Comments : Refuge

  • 17 years ago

    by Anonymous Angel

    Hey,
    This poem is hartbreaking, it's sad and in the end very sweet of your brother, I don't know if It happend for real, for you I hope not. anyway back to the poem, the rhyming and flow are amazing, keep up the good work and I love the end! 5.5
    take care,
    stephanie

  • 17 years ago

    by Brittany C

    Your brother seems like a very nice guy to have taken you in. If I had a choice I would let my bf's best friend stay at my house. He has no where to go either.

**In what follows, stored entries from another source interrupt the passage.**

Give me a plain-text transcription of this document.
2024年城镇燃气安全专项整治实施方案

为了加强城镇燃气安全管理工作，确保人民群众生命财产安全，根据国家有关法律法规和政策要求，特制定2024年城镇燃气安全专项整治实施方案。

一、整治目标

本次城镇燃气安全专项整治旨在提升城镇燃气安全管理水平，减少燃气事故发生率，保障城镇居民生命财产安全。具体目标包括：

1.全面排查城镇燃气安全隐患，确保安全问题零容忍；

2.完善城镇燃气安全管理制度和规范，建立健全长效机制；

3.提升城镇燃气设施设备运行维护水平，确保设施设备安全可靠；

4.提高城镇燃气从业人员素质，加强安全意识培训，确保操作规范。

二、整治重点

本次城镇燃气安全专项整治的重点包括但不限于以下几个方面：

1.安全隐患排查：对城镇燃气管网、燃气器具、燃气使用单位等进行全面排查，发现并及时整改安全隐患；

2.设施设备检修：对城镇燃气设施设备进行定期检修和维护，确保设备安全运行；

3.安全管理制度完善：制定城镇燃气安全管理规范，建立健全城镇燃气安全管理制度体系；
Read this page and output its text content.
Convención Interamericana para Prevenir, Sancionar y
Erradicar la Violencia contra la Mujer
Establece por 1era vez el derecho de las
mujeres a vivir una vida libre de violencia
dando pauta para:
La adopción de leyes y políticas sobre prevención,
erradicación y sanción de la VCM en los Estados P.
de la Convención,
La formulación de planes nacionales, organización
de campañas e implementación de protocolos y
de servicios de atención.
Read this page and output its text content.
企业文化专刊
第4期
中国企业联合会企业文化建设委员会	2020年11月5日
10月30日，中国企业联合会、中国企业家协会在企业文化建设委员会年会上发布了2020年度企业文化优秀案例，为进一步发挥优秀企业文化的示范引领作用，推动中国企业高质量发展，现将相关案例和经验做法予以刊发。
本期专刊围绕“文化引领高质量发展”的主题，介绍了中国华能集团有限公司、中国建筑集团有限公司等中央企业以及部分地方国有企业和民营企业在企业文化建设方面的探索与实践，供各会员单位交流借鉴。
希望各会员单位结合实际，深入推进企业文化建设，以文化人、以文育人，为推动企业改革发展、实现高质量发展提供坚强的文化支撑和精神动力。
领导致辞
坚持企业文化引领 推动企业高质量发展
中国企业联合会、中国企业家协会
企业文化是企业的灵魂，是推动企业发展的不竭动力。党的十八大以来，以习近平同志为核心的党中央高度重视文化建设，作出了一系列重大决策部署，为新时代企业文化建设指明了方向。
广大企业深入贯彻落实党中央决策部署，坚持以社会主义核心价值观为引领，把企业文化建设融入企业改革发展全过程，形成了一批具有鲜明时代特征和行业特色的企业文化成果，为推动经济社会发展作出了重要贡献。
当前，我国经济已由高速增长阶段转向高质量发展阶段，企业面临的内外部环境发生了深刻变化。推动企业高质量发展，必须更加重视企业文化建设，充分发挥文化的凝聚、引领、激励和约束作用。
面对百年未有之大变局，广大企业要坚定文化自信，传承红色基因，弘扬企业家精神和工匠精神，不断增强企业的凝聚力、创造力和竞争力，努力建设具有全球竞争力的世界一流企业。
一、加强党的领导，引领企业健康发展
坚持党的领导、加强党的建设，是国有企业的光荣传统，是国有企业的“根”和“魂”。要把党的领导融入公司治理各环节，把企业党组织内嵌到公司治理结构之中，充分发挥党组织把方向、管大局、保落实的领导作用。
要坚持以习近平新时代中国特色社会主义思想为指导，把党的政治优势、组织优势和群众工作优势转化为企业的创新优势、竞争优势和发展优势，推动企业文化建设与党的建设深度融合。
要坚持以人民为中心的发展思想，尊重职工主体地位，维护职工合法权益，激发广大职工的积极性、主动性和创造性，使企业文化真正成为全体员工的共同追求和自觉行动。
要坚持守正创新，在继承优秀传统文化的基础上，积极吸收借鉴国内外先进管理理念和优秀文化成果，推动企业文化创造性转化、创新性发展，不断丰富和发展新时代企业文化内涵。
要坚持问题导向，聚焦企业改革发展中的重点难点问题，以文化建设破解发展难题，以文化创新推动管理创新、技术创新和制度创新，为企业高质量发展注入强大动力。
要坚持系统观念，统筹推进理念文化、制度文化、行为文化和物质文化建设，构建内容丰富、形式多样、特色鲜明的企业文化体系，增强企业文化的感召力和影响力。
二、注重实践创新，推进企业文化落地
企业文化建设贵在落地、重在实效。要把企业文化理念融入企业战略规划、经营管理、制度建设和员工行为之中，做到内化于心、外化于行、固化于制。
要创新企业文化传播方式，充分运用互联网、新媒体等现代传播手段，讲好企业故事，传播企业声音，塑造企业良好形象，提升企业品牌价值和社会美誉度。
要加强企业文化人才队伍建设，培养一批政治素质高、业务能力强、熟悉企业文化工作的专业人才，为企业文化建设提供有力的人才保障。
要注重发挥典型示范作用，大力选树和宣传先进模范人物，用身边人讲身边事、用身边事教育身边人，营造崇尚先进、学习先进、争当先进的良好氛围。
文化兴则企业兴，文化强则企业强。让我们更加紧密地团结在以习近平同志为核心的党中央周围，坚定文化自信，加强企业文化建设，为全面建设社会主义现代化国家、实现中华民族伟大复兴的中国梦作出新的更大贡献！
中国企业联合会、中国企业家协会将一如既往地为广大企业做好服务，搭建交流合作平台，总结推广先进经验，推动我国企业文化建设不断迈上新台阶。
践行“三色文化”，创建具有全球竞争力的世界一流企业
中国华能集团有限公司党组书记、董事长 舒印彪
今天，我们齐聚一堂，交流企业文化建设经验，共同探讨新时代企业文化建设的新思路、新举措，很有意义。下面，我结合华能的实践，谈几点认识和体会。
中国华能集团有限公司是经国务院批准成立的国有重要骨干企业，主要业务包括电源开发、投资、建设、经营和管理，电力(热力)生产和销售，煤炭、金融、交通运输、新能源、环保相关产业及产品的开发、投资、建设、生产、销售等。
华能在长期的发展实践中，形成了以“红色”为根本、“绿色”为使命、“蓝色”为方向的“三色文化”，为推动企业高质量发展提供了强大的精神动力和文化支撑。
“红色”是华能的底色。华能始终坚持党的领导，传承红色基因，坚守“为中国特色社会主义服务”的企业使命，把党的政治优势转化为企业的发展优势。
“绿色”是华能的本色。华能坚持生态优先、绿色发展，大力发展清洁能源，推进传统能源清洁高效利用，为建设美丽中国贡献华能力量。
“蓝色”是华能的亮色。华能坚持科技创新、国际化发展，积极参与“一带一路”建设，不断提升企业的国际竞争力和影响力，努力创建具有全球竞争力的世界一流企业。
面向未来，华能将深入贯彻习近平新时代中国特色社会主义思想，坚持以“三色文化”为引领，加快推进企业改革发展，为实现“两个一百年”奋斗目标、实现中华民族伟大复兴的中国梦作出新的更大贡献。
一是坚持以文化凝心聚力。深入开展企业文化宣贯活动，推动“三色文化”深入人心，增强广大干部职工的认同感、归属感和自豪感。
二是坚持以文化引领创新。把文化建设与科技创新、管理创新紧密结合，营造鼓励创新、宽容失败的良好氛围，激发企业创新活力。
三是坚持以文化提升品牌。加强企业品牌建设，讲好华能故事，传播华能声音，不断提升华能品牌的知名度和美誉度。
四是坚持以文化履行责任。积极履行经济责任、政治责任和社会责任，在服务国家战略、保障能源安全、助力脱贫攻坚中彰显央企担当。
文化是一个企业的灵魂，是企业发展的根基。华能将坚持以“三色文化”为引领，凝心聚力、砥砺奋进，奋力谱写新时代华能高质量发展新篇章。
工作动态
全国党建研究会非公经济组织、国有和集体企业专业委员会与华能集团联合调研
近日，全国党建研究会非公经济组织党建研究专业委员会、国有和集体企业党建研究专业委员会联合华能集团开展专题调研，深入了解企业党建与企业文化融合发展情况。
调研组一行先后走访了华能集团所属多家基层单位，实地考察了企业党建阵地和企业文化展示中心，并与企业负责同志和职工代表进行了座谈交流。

    Anyways I really liked this poem. Like the others it had a great flow and wonderful word choice. It was a nice read and was easy to understand. I loved it. I gave it a 5/5.

  • 17 years ago

    by Anaisthitos

    This poem was great! The subject was an excellent topic to write about and you really put feeling into it. I think you could have made it flow better, there where some parts where I couldn't feel a flow at all. Your wording was simple, but I think that kind of added to the poem, a bit. This is supposed to be in the eyes of a simple girl, so the word choice seems to fit. Overall, it was a good poem. 4/5

  • 17 years ago

    by Alexandra Jade Brewer

    You write with so much emotion and yet at the same time everything else is in place. Your rhythm and rhyme is all there. It really makes your poems perfect and very strong and captivates alot of people

  • 17 years ago

    by Mel

    That was a good poem.
    the rhyme and rhythm were great.
    it was kind of simple words, but that made the emotion more real.
    good work.

  • 17 years ago

    by Robert

    The were I think should have been where . The flow was good for the poem and all and all the whole idea was good. You could have explained the background abit better but all is good. I liked it for the most part I gave you a 4 good job Plot121

  • 17 years ago

    by Vanessa

    Brothers come in handy sometimes, he must care about you alot. Anyways the poem was really powerful, heartfelt emtons, deep raw ans powerfully gripping. the word choice was excellent, and the flow was great, the only improvement I could see that could be made, it instead of using number like 5 and 6 you should try spelling them out five and six, it makes the poem look better, and it impoves the flow.